Research as public service

"In terms of research, the Strategy and Security Institute is a broad church. We’re attracting people interested in doing varied and fascinating research connected to problems of contemporary security. I’m particularly interested in doing work that’s going to be relevant to the policy community, those people now facing the kind of problems that I faced when I was an officer, working with diplomats or facing insurgents. I want to help those who come after me do better than I did in these incredibly complex situations. They won't all be like Northern Ireland, the Balkans, Iraq or Afghanistan, but those conflicts have important things to teach us.  

"SSI is already active: this is a bit like sprinting whilst putting on your socks.
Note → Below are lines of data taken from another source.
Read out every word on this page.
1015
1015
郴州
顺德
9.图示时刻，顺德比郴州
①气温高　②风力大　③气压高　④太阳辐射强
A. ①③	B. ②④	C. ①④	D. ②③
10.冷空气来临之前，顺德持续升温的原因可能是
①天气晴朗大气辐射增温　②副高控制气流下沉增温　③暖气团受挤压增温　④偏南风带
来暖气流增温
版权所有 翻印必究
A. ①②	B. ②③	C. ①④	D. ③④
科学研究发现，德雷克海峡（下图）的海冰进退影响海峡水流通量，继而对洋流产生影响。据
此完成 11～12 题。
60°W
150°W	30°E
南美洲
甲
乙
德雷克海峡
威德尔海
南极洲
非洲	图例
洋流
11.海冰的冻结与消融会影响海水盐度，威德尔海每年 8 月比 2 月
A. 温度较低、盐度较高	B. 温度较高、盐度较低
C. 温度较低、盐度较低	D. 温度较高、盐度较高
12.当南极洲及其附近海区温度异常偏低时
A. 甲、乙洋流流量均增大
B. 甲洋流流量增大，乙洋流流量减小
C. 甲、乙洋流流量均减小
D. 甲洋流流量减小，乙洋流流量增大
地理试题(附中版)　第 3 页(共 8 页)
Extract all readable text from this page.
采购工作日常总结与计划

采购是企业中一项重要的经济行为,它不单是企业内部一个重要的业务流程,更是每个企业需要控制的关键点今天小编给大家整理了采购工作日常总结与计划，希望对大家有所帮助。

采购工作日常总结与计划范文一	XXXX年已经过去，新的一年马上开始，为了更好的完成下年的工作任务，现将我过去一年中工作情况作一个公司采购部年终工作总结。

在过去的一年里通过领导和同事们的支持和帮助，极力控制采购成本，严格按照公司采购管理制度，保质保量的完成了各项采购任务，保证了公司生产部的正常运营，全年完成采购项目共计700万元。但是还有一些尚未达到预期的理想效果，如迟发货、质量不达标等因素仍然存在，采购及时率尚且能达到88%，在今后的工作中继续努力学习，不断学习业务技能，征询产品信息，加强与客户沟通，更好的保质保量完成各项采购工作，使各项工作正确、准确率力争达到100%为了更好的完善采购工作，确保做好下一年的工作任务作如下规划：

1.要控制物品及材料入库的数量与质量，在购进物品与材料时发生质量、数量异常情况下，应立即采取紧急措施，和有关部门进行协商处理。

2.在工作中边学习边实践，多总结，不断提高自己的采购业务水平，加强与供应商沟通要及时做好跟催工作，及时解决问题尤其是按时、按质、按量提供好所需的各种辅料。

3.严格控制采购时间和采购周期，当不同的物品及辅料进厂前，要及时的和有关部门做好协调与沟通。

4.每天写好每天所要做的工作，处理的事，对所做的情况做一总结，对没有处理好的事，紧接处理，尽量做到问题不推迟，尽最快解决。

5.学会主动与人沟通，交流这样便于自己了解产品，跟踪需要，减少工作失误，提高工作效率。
For example, I spoke last week at a closed conference run by the Chief of General Staff which was attended by every senior officer of the army, providing some context against which they should be viewing the major defence reform they’re undertaking, Army 2020, which will see the British Army reduced by 20%. Last month I was part of an MOD sponsored group, which visited India to discuss our experience of defence transformation. And Gareth and I are both involved in the Global Strategic Trends programme that will inform UK’s choices as it goes into the next Security and Defence Review.

"It’s often said that being in public service is a vocation, not a job. I don’t feel that I’ve ended my connection with public service by coming to the University of Exeter. There’s definitely a public service dimension to what I’m doing here and what I aim to help the University accomplish."